According to the 2013 National Comprehensive Cancer Network guidelines, pelvic concurrent chemoradiation therapy (CRT) is one of the preferred regimens for patients with metastatic rectal cancer (mRC). Patients with stage IV rectal or rectosigmoid cancer were identified in the SEER database (2004-2009). Treatment regimens (with or without surgical resection, with or without RT) were recorded, 5-year survival rates of stage IV rectal cancer differed between treatment groups, with the highest survival rates observed among those who received combined surgery and RT. Furthermore, according to the 2013 ESMO guidelines, short course radiotherapy combined with chemotherapy maybe a modality more suitable to stage IV rectal cancer. Therefore, we plan to evaluate the efficacy and safety of short course radiotherapy in stage IV rectal cancer with resectable liver metastases.

Trial design

Trial design.

Forty-seven patients of stage IV rectal cancer with resectable liver metastasis will be enrolled in cancer hospital, CAMS. This open-label, single-arm phase II clinical study was approved by the ethical committee and registered on clinicaltrial.gov (NCT02510378). All patients provided written informed consent. The primary end point is the percentage of patients receiving radical surgical treatment of all tumor sites (R0). Secondary end points are 2-year survival, 2-year recurrence rate, and treatment-related toxicity.
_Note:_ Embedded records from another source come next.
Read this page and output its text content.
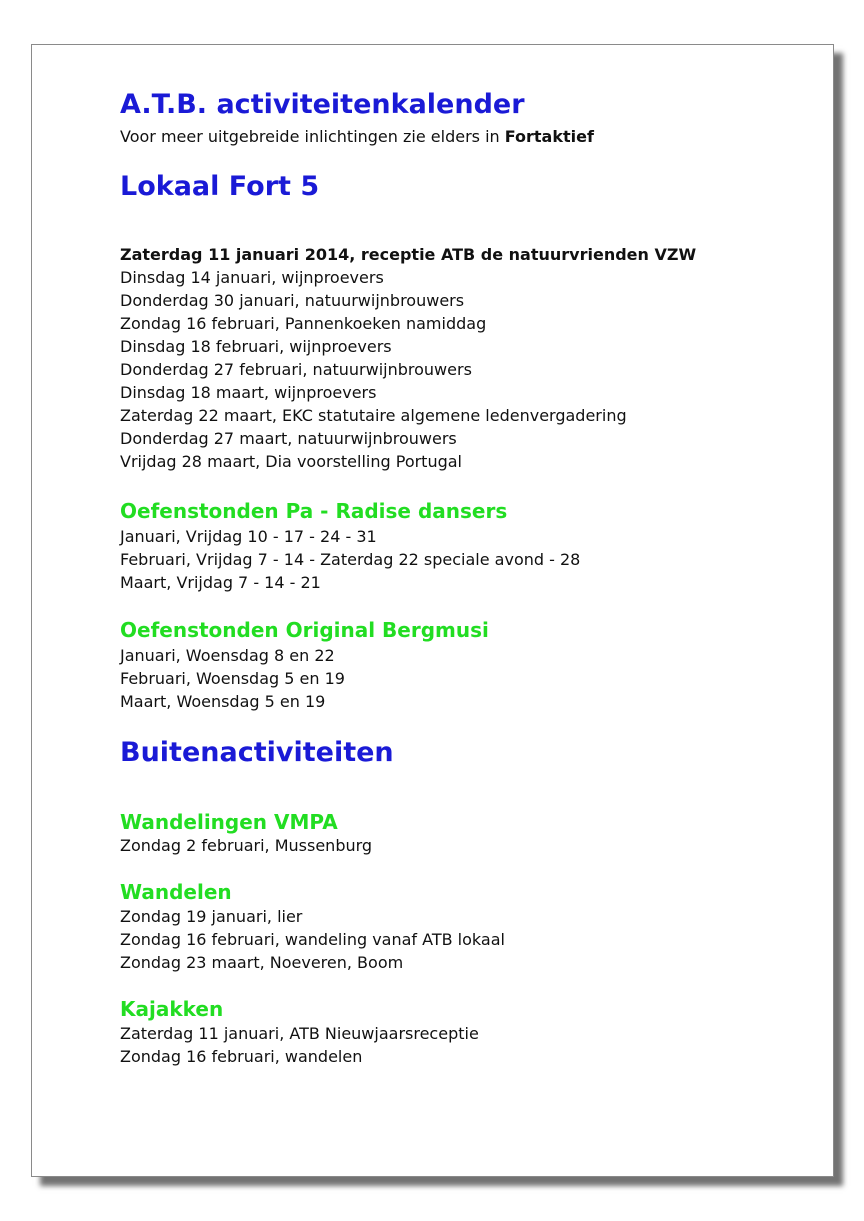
A.T.B. activiteitenkalender
Voor meer uitgebreide inlichtingen zie elders in Fortaktief
Lokaal Fort 5
Zaterdag 11 januari 2014, receptie ATB de natuurvrienden VZW
Dinsdag 14 januari, wijnproevers
Donderdag 30 januari, natuurwijnbrouwers
Zondag 16 februari, Pannenkoeken namiddag
Dinsdag 18 februari, wijnproevers
Donderdag 27 februari, natuurwijnbrouwers
Dinsdag 18 maart, wijnproevers
Zaterdag 22 maart, EKC statutaire algemene ledenvergadering
Donderdag 27 maart, natuurwijnbrouwers
Vrijdag 28 maart, Dia voorstelling Portugal
Oefenstonden Pa - Radise dansers
Januari, Vrijdag 10 - 17 - 24 - 31
Februari, Vrijdag 7 - 14 - Zaterdag 22 speciale avond - 28
Maart, Vrijdag 7 - 14 - 21
Oefenstonden Original Bergmusi
Januari, Woensdag 8 en 22
Februari, Woensdag 5 en 19
Maart, Woensdag 5 en 19
Buitenactiviteiten
Wandelingen VMPA
Zondag 2 februari, Mussenburg
Wandelen
Zondag 19 januari, lier
Zondag 16 februari, wandeling vanaf ATB lokaal
Zondag 23 maart, Noeveren, Boom
Kajakken
Zaterdag 11 januari, ATB Nieuwjaarsreceptie
Zondag 16 februari, wandelen
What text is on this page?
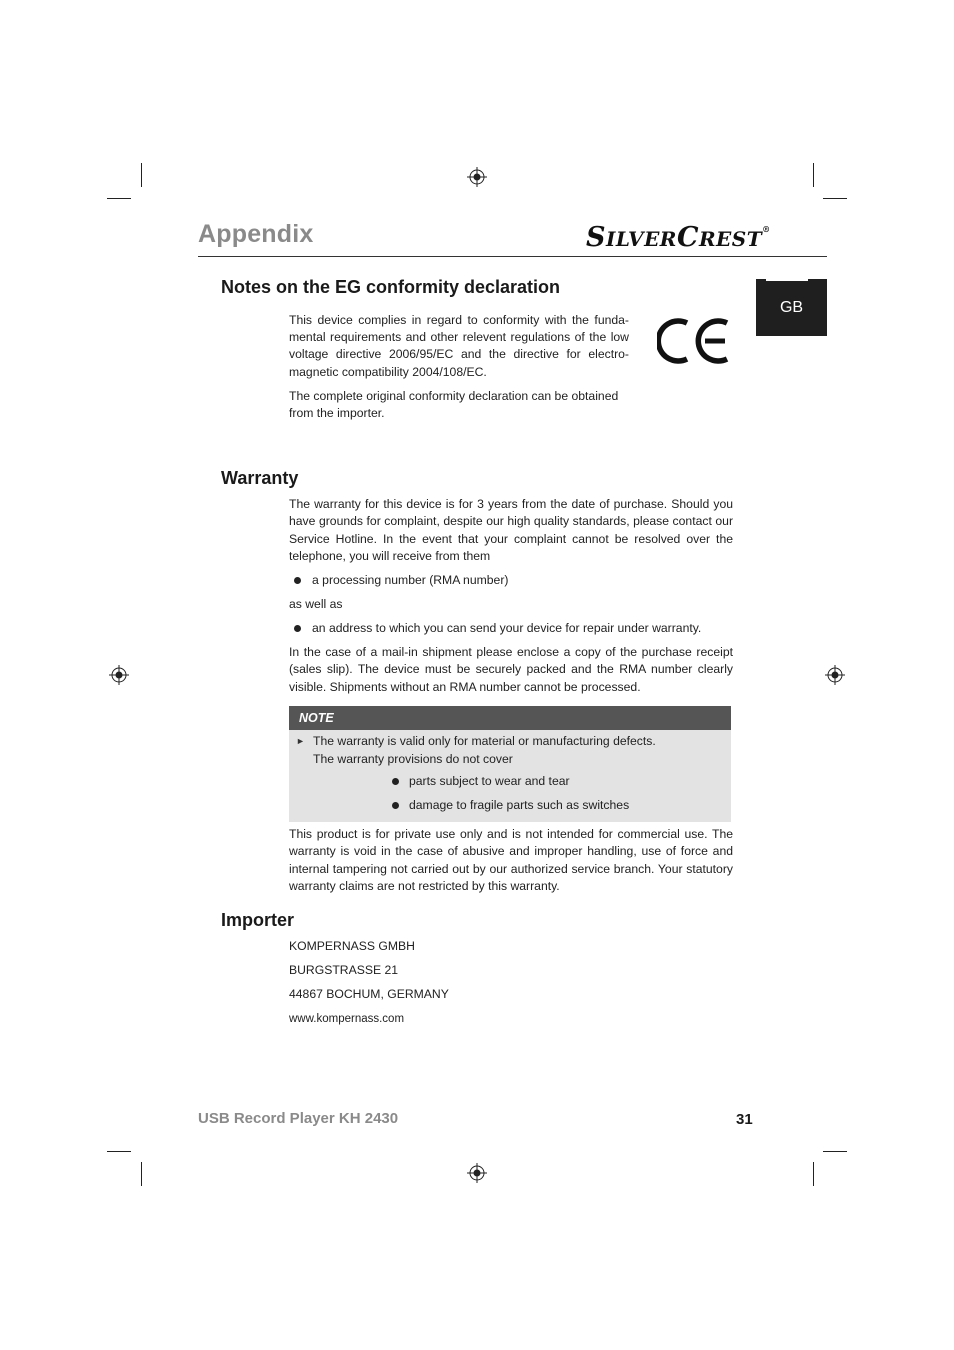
Appendix	SILVERCREST®
GB
Notes on the EG conformity declaration

This device complies in regard to conformity with the funda-

mental requirements and other relevent regulations of the low

voltage directive 2006/95/EC and the directive for electro-

magnetic compatibility 2004/108/EC.

The complete original conformity declaration can be obtained from the importer.

Warranty

The warranty for this device is for 3 years from the date of purchase. Should you have grounds for complaint, despite our high quality standards, please contact our Service Hotline. In the event that your complaint cannot be resolved over the telephone, you will receive from them

a processing number (RMA number)

as well as

an address to which you can send your device for repair under warranty.

In the case of a mail-in shipment please enclose a copy of the purchase receipt (sales slip). The device must be securely packed and the RMA number clearly visible. Shipments without an RMA number cannot be processed.

NOTE
► The warranty is valid only for material or manufacturing defects.

The warranty provisions do not cover

parts subject to wear and tear

damage to fragile parts such as switches

This product is for private use only and is not intended for commercial use. The warranty is void in the case of abusive and improper handling, use of force and internal tampering not carried out by our authorized service branch. Your statutory warranty claims are not restricted by this warranty.

Importer

KOMPERNASS GMBH

BURGSTRASSE 21

44867 BOCHUM, GERMANY

www.kompernass.com

USB Record Player KH 2430	31
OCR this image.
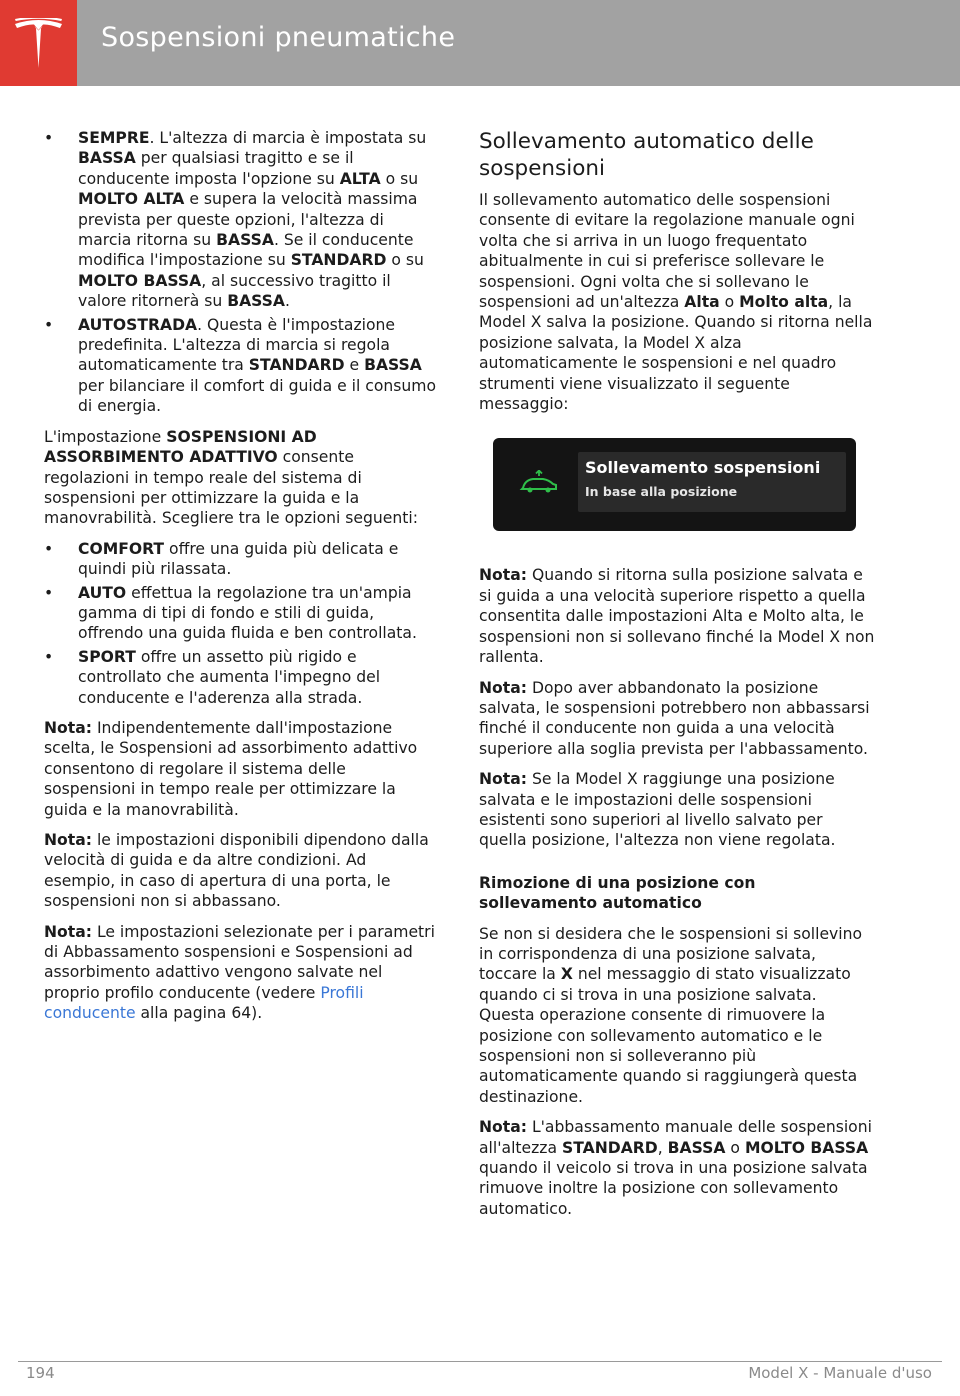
Sospensioni pneumatiche
• SEMPRE. L'altezza di marcia è impostata su BASSA per qualsiasi tragitto e se il conducente imposta l'opzione su ALTA o su MOLTO ALTA e supera la velocità massima prevista per queste opzioni, l'altezza di marcia ritorna su BASSA. Se il conducente modifica l'impostazione su STANDARD o su MOLTO BASSA, al successivo tragitto il valore ritornerà su BASSA.
• AUTOSTRADA. Questa è l'impostazione predefinita. L'altezza di marcia si regola automaticamente tra STANDARD e BASSA per bilanciare il comfort di guida e il consumo di energia.

L'impostazione SOSPENSIONI AD ASSORBIMENTO ADATTIVO consente regolazioni in tempo reale del sistema di sospensioni per ottimizzare la guida e la manovrabilità. Scegliere tra le opzioni seguenti:

• COMFORT offre una guida più delicata e quindi più rilassata.
• AUTO effettua la regolazione tra un'ampia gamma di tipi di fondo e stili di guida, offrendo una guida fluida e ben controllata.
• SPORT offre un assetto più rigido e controllato che aumenta l'impegno del conducente e l'aderenza alla strada.

Nota: Indipendentemente dall'impostazione scelta, le Sospensioni ad assorbimento adattivo consentono di regolare il sistema delle sospensioni in tempo reale per ottimizzare la guida e la manovrabilità.

Nota: le impostazioni disponibili dipendono dalla velocità di guida e da altre condizioni. Ad esempio, in caso di apertura di una porta, le sospensioni non si abbassano.

Nota: Le impostazioni selezionate per i parametri di Abbassamento sospensioni e Sospensioni ad assorbimento adattivo vengono salvate nel proprio profilo conducente (vedere Profili conducente alla pagina 64).

Sollevamento automatico delle sospensioni

Il sollevamento automatico delle sospensioni consente di evitare la regolazione manuale ogni volta che si arriva in un luogo frequentato abitualmente in cui si preferisce sollevare le sospensioni. Ogni volta che si sollevano le sospensioni ad un'altezza Alta o Molto alta, la Model X salva la posizione. Quando si ritorna nella posizione salvata, la Model X alza automaticamente le sospensioni e nel quadro strumenti viene visualizzato il seguente messaggio:

Sollevamento sospensioni
In base alla posizione

Nota: Quando si ritorna sulla posizione salvata e si guida a una velocità superiore rispetto a quella consentita dalle impostazioni Alta e Molto alta, le sospensioni non si sollevano finché la Model X non rallenta.

Nota: Dopo aver abbandonato la posizione salvata, le sospensioni potrebbero non abbassarsi finché il conducente non guida a una velocità superiore alla soglia prevista per l'abbassamento.

Nota: Se la Model X raggiunge una posizione salvata e le impostazioni delle sospensioni esistenti sono superiori al livello salvato per quella posizione, l'altezza non viene regolata.

Rimozione di una posizione con sollevamento automatico

Se non si desidera che le sospensioni si sollevino in corrispondenza di una posizione salvata, toccare la X nel messaggio di stato visualizzato quando ci si trova in una posizione salvata. Questa operazione consente di rimuovere la posizione con sollevamento automatico e le sospensioni non si solleveranno più automaticamente quando si raggiungerà questa destinazione.

Nota: L'abbassamento manuale delle sospensioni all'altezza STANDARD, BASSA o MOLTO BASSA quando il veicolo si trova in una posizione salvata rimuove inoltre la posizione con sollevamento automatico.

194	Model X - Manuale d'uso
Preoperative pelvic radiotherapy (25 Gy/ 5 f/ 5 days) will be delivered with IMRT. The clinical target volume include the rectal tumor, mesorectum, and internal iliac lymph nodes. Systemic therapy was started within 2 weeks of completing radiotherapy. Patients will be treated with at least four cycles of CapeOx unless unacceptable toxicity occur.After completing preoperative treament, patients will be reassessed for resectability by clinical examination, CT, MRI and optionally PET/CT. Decision for surgery will be made in cancer hospital by a multidisciplinary team.

Clinical trial identification

NCT02510378

Disclosure

All authors have declared no conflicts of interest.